Infectious diseases are disorders caused by organisms — such as bacteria, viruses, fungi or parasites. Many organisms live in and on our bodies. They’re normally harmless or even helpful, but under certain conditions, some organisms may cause disease.
Some infectious diseases can be passed from person to person. Some are transmitted by bites from insects or animals. And others are acquired by ingesting contaminated food or water or being exposed to organisms in the environment.
Signs and symptoms vary depending on the organism causing the infection, but often include fever and fatigue. Mild infections may respond to rest and home remedies, while some life-threatening infections may require hospitalization.
Many infectious diseases, such as measles and chickenpox, can be prevented by vaccines. Frequent and thorough hand-washing also helps protect you from most infectious diseases.
Each infectious disease has its own specific signs and symptoms.
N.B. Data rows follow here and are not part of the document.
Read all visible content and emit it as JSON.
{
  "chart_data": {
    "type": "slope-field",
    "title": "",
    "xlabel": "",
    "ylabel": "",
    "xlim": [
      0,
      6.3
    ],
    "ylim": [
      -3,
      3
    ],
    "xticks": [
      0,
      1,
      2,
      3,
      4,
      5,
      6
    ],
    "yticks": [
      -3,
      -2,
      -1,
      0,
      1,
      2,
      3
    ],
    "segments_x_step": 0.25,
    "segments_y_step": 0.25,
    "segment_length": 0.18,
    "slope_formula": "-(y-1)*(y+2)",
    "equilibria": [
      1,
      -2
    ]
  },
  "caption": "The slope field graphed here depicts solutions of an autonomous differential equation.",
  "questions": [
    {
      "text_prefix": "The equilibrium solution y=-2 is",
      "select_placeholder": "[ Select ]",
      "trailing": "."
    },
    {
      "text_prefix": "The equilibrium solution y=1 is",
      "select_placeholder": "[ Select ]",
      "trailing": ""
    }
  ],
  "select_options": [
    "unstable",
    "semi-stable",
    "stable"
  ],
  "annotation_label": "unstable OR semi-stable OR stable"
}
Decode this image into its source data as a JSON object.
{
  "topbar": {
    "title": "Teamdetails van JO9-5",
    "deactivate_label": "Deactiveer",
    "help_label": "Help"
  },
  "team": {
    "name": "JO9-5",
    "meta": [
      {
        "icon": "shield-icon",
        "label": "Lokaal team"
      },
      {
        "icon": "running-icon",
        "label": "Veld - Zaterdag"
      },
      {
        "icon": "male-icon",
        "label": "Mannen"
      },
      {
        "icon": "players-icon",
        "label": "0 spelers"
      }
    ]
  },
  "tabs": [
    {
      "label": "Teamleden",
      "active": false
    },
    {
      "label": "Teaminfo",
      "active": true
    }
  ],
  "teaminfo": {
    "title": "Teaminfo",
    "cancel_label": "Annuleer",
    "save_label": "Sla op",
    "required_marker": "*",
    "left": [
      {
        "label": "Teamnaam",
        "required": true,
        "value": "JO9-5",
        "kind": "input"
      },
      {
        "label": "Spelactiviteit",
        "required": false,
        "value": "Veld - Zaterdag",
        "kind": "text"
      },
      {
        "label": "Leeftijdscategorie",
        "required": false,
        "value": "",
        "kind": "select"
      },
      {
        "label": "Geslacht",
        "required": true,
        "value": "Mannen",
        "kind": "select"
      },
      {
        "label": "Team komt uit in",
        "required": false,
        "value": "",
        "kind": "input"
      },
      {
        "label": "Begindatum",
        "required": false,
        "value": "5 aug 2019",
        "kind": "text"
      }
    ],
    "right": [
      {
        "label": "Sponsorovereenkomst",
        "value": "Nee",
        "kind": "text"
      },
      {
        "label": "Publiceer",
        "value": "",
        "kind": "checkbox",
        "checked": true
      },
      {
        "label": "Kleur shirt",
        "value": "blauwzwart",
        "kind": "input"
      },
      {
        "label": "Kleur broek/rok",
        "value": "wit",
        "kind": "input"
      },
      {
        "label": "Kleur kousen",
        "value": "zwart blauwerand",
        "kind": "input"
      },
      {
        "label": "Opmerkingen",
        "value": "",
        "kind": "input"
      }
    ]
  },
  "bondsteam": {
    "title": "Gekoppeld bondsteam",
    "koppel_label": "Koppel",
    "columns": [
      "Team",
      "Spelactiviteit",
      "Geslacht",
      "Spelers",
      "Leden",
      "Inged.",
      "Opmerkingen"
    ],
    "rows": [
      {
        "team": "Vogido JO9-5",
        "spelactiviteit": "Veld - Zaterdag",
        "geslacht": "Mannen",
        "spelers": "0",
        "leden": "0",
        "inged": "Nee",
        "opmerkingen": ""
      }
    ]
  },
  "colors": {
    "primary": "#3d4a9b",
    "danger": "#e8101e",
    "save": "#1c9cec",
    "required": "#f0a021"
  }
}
General signs and symptoms common to a number of infectious diseases include:
- Muscle aches
When to see a doctor
Seek medical attention if you:
- Have been bitten by an animal
- Are having trouble breathing
- Have been coughing for more than a week
- Have severe headache with fever
- Experience a rash or swelling
- Have unexplained or prolonged fever
- Have sudden vision problems
Infectious diseases can be caused by:
Bacteria. These one-cell organisms are responsible for illnesses such as strep throat, urinary tract infections and tuberculosis.
Viruses. Even smaller than bacteria, viruses cause a multitude of diseases — ranging from the common cold to AIDS.
Fungi. Many skin diseases, such as ringworm and athlete’s foot, are caused by fungi. Other types of fungi can infect your lungs or nervous system.
Parasites. Malaria is caused by a tiny parasite that is transmitted by a mosquito bite. Other parasites may be transmitted to humans from animal feces.